In his excellent post “New matching engines go beyond apples and oranges”, Winfried van Holland states that traditional matching engines are based on atomic string comparison functions, like match-codes, phonetic comparison, Levenshtein string distance and n-gram comparisons. He further argues that the drawback of these functions is that it’s not always clear for what purpose one needs to utilize a particular function, and that these low-level DQ functions cannot distinguish between apples and oranges – you end up comparing family names with street names.
Good point! In essence, this is the basis of the discussion on the matching approach within customer data management: As intelligent automated matching of records distributed over various heterogeneous data sources is an essential pre-requisite for correct and adequate customer data integration, there are many opinions on how to achieve this.

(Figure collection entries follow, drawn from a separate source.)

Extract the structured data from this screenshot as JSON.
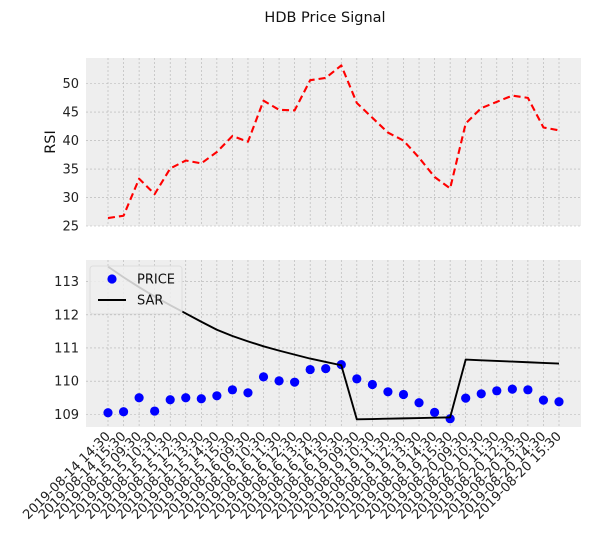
{
  "chart_data": {
    "title": "HDB Price Signal",
    "x_categories": [
      "2019-08-14 14:30",
      "2019-08-14 15:30",
      "2019-08-15 09:30",
      "2019-08-15 10:30",
      "2019-08-15 11:30",
      "2019-08-15 12:30",
      "2019-08-15 13:30",
      "2019-08-15 14:30",
      "2019-08-15 15:30",
      "2019-08-16 09:30",
      "2019-08-16 10:30",
      "2019-08-16 11:30",
      "2019-08-16 12:30",
      "2019-08-16 13:30",
      "2019-08-16 14:30",
      "2019-08-16 15:30",
      "2019-08-19 09:30",
      "2019-08-19 10:30",
      "2019-08-19 11:30",
      "2019-08-19 12:30",
      "2019-08-19 13:30",
      "2019-08-19 14:30",
      "2019-08-19 15:30",
      "2019-08-20 09:30",
      "2019-08-20 10:30",
      "2019-08-20 11:30",
      "2019-08-20 12:30",
      "2019-08-20 13:30",
      "2019-08-20 14:30",
      "2019-08-20 15:30"
    ],
    "charts": [
      {
        "type": "line",
        "ylabel": "RSI",
        "ylim": [
          25,
          54.5
        ],
        "yticks": [
          25,
          30,
          35,
          40,
          45,
          50
        ],
        "grid": true,
        "series": [
          {
            "name": "RSI",
            "color": "#ff0000",
            "style": "dashed",
            "values": [
              26.4,
              26.8,
              33.3,
              30.6,
              35.1,
              36.5,
              36.0,
              38.0,
              40.8,
              39.8,
              47.0,
              45.4,
              45.3,
              50.6,
              51.0,
              53.2,
              46.6,
              44.0,
              41.4,
              40.0,
              37.0,
              33.6,
              31.6,
              43.0,
              45.7,
              46.8,
              47.9,
              47.5,
              42.3,
              41.8
            ]
          }
        ]
      },
      {
        "type": "line",
        "ylabel": "",
        "ylim": [
          108.62,
          113.65
        ],
        "yticks": [
          109,
          110,
          111,
          112,
          113
        ],
        "grid": true,
        "legend": "top-left",
        "series": [
          {
            "name": "PRICE",
            "color": "#0000ff",
            "style": "markers",
            "values": [
              109.05,
              109.08,
              109.5,
              109.1,
              109.44,
              109.5,
              109.47,
              109.56,
              109.74,
              109.65,
              110.13,
              110.01,
              109.97,
              110.35,
              110.38,
              110.5,
              110.07,
              109.9,
              109.68,
              109.6,
              109.35,
              109.06,
              108.87,
              109.49,
              109.62,
              109.71,
              109.76,
              109.74,
              109.43,
              109.38
            ]
          },
          {
            "name": "SAR",
            "color": "#000000",
            "style": "solid",
            "values": [
              113.45,
              113.13,
              112.83,
              112.55,
              112.29,
              112.04,
              111.79,
              111.55,
              111.36,
              111.2,
              111.05,
              110.92,
              110.8,
              110.68,
              110.58,
              110.48,
              108.85,
              108.86,
              108.87,
              108.88,
              108.89,
              108.9,
              108.91,
              110.65,
              110.63,
              110.61,
              110.59,
              110.57,
              110.55,
              110.53
            ]
          }
        ]
      }
    ]
  }
}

In theories on data matching, there are in general two methods that prevail when customer data management is concerned: deterministic and probabilistic matching.

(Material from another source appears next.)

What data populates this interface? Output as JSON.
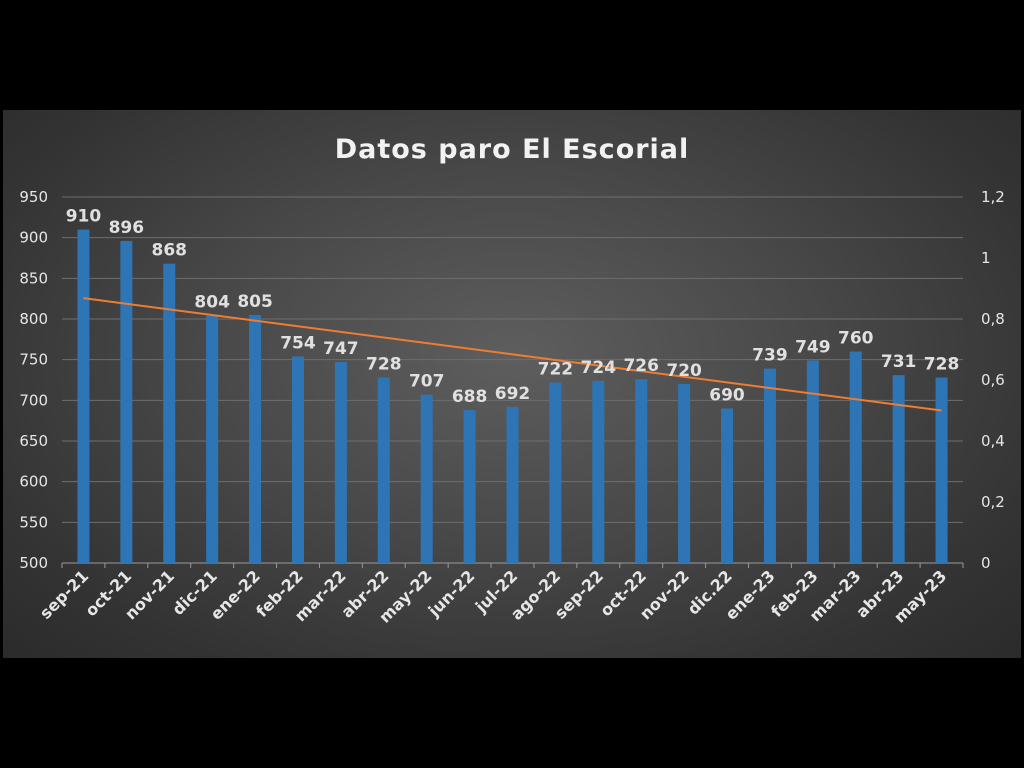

- Deterministic matching uses, among others, country- and subject-specific knowledge, linguistic rules, such as phonetic conversion and comparison, business rules and algorithms, such as letter transposition or contextual acronym resolving to determine the degree of similarity between database records.
- Probabilistic matching uses statistical and mathematical algorithms, fuzzy logic and contextual frequency rules to assign the degree of similarity between database records. In this, patterns with regard to fault-tolerance play an important role (the matching method is able to take into account that humans make specific errors). Probabilistic matching methods usually assign the probability of a match in a percentage.
Both methods have advantages and disadvantages, but I believe (following the train of thought in “Matching engines go beyond apples and oranges”) that the two methods should always be combined. The reason for this is actually quite simple: the better the matching engine is able to determine what is what in a particular context, the better the probability calculation of a certain match or a certain non-match. This is, in essence, the same as humans do. We determine what we know and consequently use contextual probability and pattern recognition to assign significations to the words we come across.
Combining deterministic and probabilistic matching will yield in more precise matching, with less mismatches and less missed matches. Probabilistic matching often uses weighting schemes that consider the frequency of information to calculate a score and/or ranking. The more common a particular data element is, the lighter the weight that should be used in a comparison. That is a sound and robust approach. However, assigning weighting factors on data that have been interpreted and enhanced with statistical information, will increase the matching results to a high precision level.